Yesterday in Keybase someone shared an interesting Chrome extension that might be of interest to the community – a new Chia light wallet called Goby. Now, before I get any further please make sure you understand the dangerous nature of browser extensions. They run in a privileged sandbox and can frequently access critical data if maliciously coded. This one can read all your webpages when installed.
I spoke to the Goby developer, and I do not think that is the case here but make sure you are aware of the risks to installing this. For example, I won’t be installing this on any machines with my password manager running where I log into sensitive data, like the back end to this site. But I take the same precaution with all browser extensions and you should do your own threat modelling.
I fired up a VM and installed Chrome on it, then installed the Goby wallet from the Chrome Web store. Obviously a very frictionless process, and a very good user experience. I was prompted to create or import a wallet, which I did. I was then able to copy my XCH address and send some coins to it. I did that, then sent some back. Functionality works, even if it is a little rough around the edges. This is to be expected, this is a very new release and I’m pretty impressed with it so far.
I went into the Goby discord and spoke to the developer briefly. He says that the signing of spendbundles is done locally, which looked to be true from what I saw. I am not experienced in debugging or reverse engineering Chrome extensions so I have to trust a little here. The developer did say that they plan open sourcing parts of it very soon and the whole thing by February so everything will be easy to verify then. He told me that keys are stored securely on-device and that they forked the mechanism from Metamask to be sure.

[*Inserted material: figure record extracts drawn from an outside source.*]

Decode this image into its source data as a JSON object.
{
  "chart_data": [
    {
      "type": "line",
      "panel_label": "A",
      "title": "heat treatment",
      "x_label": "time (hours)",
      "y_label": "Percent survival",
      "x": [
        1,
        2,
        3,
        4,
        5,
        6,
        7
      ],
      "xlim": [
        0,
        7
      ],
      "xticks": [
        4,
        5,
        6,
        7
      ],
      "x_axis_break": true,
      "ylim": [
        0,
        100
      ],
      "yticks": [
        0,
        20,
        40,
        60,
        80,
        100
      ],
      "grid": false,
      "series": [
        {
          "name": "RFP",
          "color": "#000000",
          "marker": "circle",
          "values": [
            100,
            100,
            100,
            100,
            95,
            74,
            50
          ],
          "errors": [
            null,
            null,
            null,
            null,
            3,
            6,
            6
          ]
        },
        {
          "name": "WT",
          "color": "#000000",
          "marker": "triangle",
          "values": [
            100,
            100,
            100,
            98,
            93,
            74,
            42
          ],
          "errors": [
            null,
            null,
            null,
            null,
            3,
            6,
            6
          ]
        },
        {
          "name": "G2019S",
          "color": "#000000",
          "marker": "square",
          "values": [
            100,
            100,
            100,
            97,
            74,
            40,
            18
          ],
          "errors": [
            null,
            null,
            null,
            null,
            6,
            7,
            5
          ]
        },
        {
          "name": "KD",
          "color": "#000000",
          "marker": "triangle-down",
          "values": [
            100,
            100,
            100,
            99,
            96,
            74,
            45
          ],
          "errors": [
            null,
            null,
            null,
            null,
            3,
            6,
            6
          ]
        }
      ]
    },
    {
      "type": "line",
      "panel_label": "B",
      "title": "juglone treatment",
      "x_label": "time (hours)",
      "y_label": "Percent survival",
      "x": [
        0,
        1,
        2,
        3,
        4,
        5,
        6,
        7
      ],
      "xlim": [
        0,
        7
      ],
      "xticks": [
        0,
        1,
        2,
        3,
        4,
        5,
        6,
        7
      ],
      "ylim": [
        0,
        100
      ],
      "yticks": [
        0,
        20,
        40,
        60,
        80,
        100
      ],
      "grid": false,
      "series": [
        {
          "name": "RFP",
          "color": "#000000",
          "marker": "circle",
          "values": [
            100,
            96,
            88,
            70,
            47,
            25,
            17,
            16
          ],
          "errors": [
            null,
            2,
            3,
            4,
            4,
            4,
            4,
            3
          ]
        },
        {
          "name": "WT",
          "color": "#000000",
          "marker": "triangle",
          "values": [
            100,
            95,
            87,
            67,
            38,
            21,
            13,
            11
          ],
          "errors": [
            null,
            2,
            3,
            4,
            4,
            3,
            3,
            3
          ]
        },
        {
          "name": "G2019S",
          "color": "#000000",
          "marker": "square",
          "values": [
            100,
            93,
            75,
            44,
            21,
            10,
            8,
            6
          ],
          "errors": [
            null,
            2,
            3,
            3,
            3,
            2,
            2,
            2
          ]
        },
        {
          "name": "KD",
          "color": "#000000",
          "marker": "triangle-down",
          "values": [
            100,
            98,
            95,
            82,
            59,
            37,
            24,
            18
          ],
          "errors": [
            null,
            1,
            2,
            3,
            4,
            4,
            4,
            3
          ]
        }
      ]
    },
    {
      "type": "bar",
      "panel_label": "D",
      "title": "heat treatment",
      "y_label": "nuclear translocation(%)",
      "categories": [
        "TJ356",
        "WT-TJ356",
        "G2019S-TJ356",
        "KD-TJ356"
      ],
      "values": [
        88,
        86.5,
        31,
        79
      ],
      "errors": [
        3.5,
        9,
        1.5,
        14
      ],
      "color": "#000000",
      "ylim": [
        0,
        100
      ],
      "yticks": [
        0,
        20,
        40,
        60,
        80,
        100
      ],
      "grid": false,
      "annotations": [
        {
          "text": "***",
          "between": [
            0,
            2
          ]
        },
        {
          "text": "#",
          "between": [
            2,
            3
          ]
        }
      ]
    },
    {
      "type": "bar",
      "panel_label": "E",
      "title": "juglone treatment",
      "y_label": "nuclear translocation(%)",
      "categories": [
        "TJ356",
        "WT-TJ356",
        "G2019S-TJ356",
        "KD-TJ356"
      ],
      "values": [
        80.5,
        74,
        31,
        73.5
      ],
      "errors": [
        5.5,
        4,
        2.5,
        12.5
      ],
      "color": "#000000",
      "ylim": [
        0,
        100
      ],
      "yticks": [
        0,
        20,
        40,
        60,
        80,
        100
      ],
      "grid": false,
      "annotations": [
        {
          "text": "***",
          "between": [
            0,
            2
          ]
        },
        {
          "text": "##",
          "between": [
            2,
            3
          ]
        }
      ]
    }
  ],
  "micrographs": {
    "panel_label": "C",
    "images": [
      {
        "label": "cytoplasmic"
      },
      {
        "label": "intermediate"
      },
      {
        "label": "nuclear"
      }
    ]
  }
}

All in all I am pretty impressed. Again, this is very early, but this kind of very low friction, extension based web wallet will be key for getting DeFi portals and NFT marketplaces off the ground. If you have used Metamask the interface will be familiar, so the user experience should translate to that ecosystem as well. I expect this release will light a fire under the Nucle and Arbor teams who have already released multiple good products but no browser extension yet.